Pencucian dan Penyiangan
Menurut
Moeljanto (1992), pencucian dan
penyiangan ikan
tuna pada
proses pengalengan antara lain :
Isi perut dan
bagian-bagian yang tidak dikalengkan (kepala, sirip-sirip, ekor, dan daging
bagian perut) untuk jenis ikan tertentu seperti tuna dipisahkan.
a. Pada
pengalengan ikan-ikan besar seperti tuna, duri dan tulang-tulangnya harus
dibuang. Kepala dipisahkan setelah atau sebelum pengukusan pendahuluan. Untuk
ikan yang bersisik lebih dulu sisiknya dibuang, terutama untuk ikan yang besar.
b. Setelah
disiangi, ikan dicuci sebersih-bersihnya. Pencucian dapat dilakukan dengan
tangan, kalau perlu disikat atau disemprot dengan air. Air pencuci sebaiknya
mempunyai mutu seperti air minum karena bila mutunya diragukan akan menjadi
sumber pengotoran serta pembusukan. Persediaan air bersih cukup banyak. Ikan
segar dapat juga dicuci dengan brine
encer. Pencelupnya ke dalam brine
akan membantu melarutkan sisa-sisa darah dan lendir, juga tekstur daging
menjadi lebih kompak dan rasanya lebih enak. Sebelum disiangi, jangan terlalu
lama ikan terendam dalam air hingga menjadi lembek. Penyiangan dan pencucian
bahan mentah harus diawasi baik-baik sesuai dengan syarat-syarat kesehatan.

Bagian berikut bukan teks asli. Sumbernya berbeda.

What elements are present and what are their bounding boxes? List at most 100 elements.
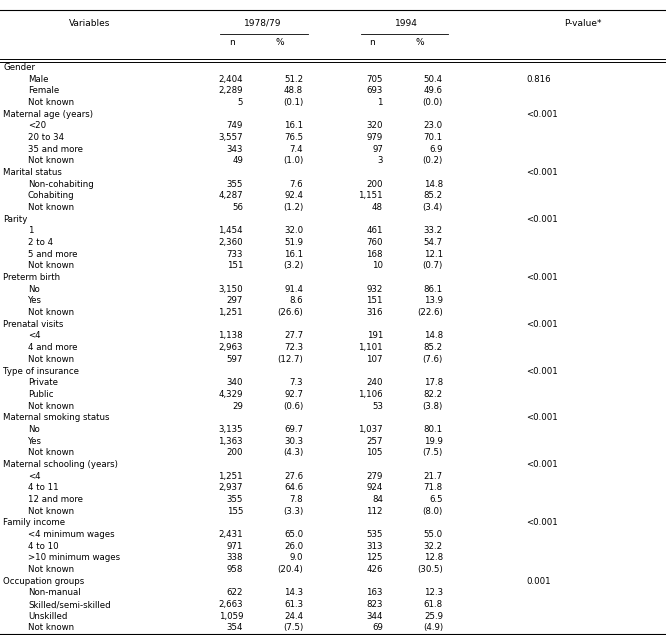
Text: 355: 355 <box>226 180 243 189</box>
Text: 56: 56 <box>232 203 243 212</box>
Text: 1,363: 1,363 <box>218 437 243 446</box>
Text: Not known: Not known <box>28 565 74 574</box>
Text: 2,360: 2,360 <box>218 238 243 247</box>
Text: 33.2: 33.2 <box>424 227 443 236</box>
Text: 693: 693 <box>366 86 383 95</box>
Text: 7.8: 7.8 <box>290 495 303 504</box>
Text: Maternal smoking status: Maternal smoking status <box>3 413 110 422</box>
Text: 9.0: 9.0 <box>290 553 303 563</box>
Text: 76.5: 76.5 <box>284 133 303 142</box>
Text: Non-manual: Non-manual <box>28 589 81 598</box>
Text: 1,251: 1,251 <box>218 308 243 317</box>
Text: <0.001: <0.001 <box>526 320 558 329</box>
Text: 69: 69 <box>372 624 383 632</box>
Text: 240: 240 <box>366 378 383 387</box>
Text: 0.816: 0.816 <box>526 74 551 84</box>
Text: 340: 340 <box>226 378 243 387</box>
Text: <0.001: <0.001 <box>526 413 558 422</box>
Text: Maternal age (years): Maternal age (years) <box>3 110 93 119</box>
Text: 53: 53 <box>372 401 383 411</box>
Text: 4,287: 4,287 <box>218 191 243 201</box>
Text: Not known: Not known <box>28 624 74 632</box>
Text: (3.2): (3.2) <box>283 262 303 271</box>
Text: 354: 354 <box>226 624 243 632</box>
Text: 3,135: 3,135 <box>218 425 243 434</box>
Text: 1: 1 <box>28 227 33 236</box>
Text: <0.001: <0.001 <box>526 518 558 527</box>
Text: 16.1: 16.1 <box>284 250 303 258</box>
Text: 3: 3 <box>378 156 383 165</box>
Text: 25.9: 25.9 <box>424 612 443 621</box>
Text: 17.8: 17.8 <box>424 378 443 387</box>
Text: Unskilled: Unskilled <box>28 612 67 621</box>
Text: 1,138: 1,138 <box>218 331 243 340</box>
Text: 23.0: 23.0 <box>424 121 443 130</box>
Text: Cohabiting: Cohabiting <box>28 191 75 201</box>
Text: <0.001: <0.001 <box>526 215 558 224</box>
Text: Private: Private <box>28 378 58 387</box>
Text: <20: <20 <box>28 121 46 130</box>
Text: 50.4: 50.4 <box>424 74 443 84</box>
Text: 151: 151 <box>226 262 243 271</box>
Text: 355: 355 <box>226 495 243 504</box>
Text: Marital status: Marital status <box>3 168 62 177</box>
Text: Yes: Yes <box>28 297 42 305</box>
Text: 64.6: 64.6 <box>284 483 303 492</box>
Text: Public: Public <box>28 390 53 399</box>
Text: 200: 200 <box>226 448 243 457</box>
Text: (3.4): (3.4) <box>423 203 443 212</box>
Text: Female: Female <box>28 86 59 95</box>
Text: 24.4: 24.4 <box>284 612 303 621</box>
Text: 14.8: 14.8 <box>424 180 443 189</box>
Text: Non-cohabiting: Non-cohabiting <box>28 180 94 189</box>
Text: 733: 733 <box>226 250 243 258</box>
Text: (3.8): (3.8) <box>423 401 443 411</box>
Text: (0.2): (0.2) <box>423 156 443 165</box>
Text: 1,101: 1,101 <box>358 343 383 352</box>
Text: <0.001: <0.001 <box>526 460 558 469</box>
Text: Not known: Not known <box>28 448 74 457</box>
Text: 32.0: 32.0 <box>284 227 303 236</box>
Text: Gender: Gender <box>3 63 35 72</box>
Text: Occupation groups: Occupation groups <box>3 577 85 585</box>
Text: 4,329: 4,329 <box>218 390 243 399</box>
Text: 85.2: 85.2 <box>424 191 443 201</box>
Text: 107: 107 <box>366 355 383 364</box>
Text: (7.5): (7.5) <box>423 448 443 457</box>
Text: 151: 151 <box>366 297 383 305</box>
Text: 2,431: 2,431 <box>218 530 243 539</box>
Text: (0.7): (0.7) <box>423 262 443 271</box>
Text: 5: 5 <box>238 98 243 107</box>
Text: 5 and more: 5 and more <box>28 250 77 258</box>
Text: 55.0: 55.0 <box>424 530 443 539</box>
Text: 316: 316 <box>366 308 383 317</box>
Text: (4.3): (4.3) <box>283 448 303 457</box>
Text: 2 to 4: 2 to 4 <box>28 238 53 247</box>
Text: 535: 535 <box>366 530 383 539</box>
Text: 155: 155 <box>226 507 243 516</box>
Text: 338: 338 <box>226 553 243 563</box>
Text: Not known: Not known <box>28 262 74 271</box>
Text: No: No <box>28 425 40 434</box>
Text: (8.0): (8.0) <box>423 507 443 516</box>
Text: 1,251: 1,251 <box>218 472 243 481</box>
Text: 30.3: 30.3 <box>284 437 303 446</box>
Text: 49.6: 49.6 <box>424 86 443 95</box>
Text: 344: 344 <box>366 612 383 621</box>
Text: 200: 200 <box>366 180 383 189</box>
Text: (20.4): (20.4) <box>277 565 303 574</box>
Text: 3,557: 3,557 <box>218 133 243 142</box>
Text: 20 to 34: 20 to 34 <box>28 133 64 142</box>
Text: (7.5): (7.5) <box>283 624 303 632</box>
Text: (0.1): (0.1) <box>283 98 303 107</box>
Text: 297: 297 <box>226 297 243 305</box>
Text: 35 and more: 35 and more <box>28 145 83 154</box>
Text: Variables: Variables <box>69 19 111 28</box>
Text: 622: 622 <box>226 589 243 598</box>
Text: 823: 823 <box>366 600 383 609</box>
Text: 2,963: 2,963 <box>218 343 243 352</box>
Text: (1.0): (1.0) <box>283 156 303 165</box>
Text: 461: 461 <box>366 227 383 236</box>
Text: (12.7): (12.7) <box>277 355 303 364</box>
Text: 29: 29 <box>232 401 243 411</box>
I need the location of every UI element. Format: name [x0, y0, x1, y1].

Sebab, langkah permulaan ini menentukan mutu dan besarnya kerugian-kerugian
akibat pembusukan dan kerusakan fisik. Sampah dan sisa-sisa isi perut segera
dibersihkan kembali, termasuk ruangan yang kotor merupakan sumber bakteri
pembusuk maupun bakteri-bakteri
patogen.
2.4.4.
Penggaraman
Menurut Moeljanto (1992), penggaraman atau brining selain bermanfaat untuk
menghilangkan sisa-sisa darah dan lendir pada ikan atau memperbaiki tekstur
daging, juga untuk mempertahankan cita rasa asli ikan. Penggaraman dilakukan
secara langsung dengan menaburkan garam atau dengan merendam ikan dalam brine sebelum pengalengan.
Menurut Adawyah (2007) dalam pembuatan brine harus dipakai
garam murni atau setidak-tidaknya kotoran dalam garam kurang dari 1% (misalnya garam-garam
magnesium, garam kalsium), tanpa kotoran-kotoran lain seperti debu atau lumpur.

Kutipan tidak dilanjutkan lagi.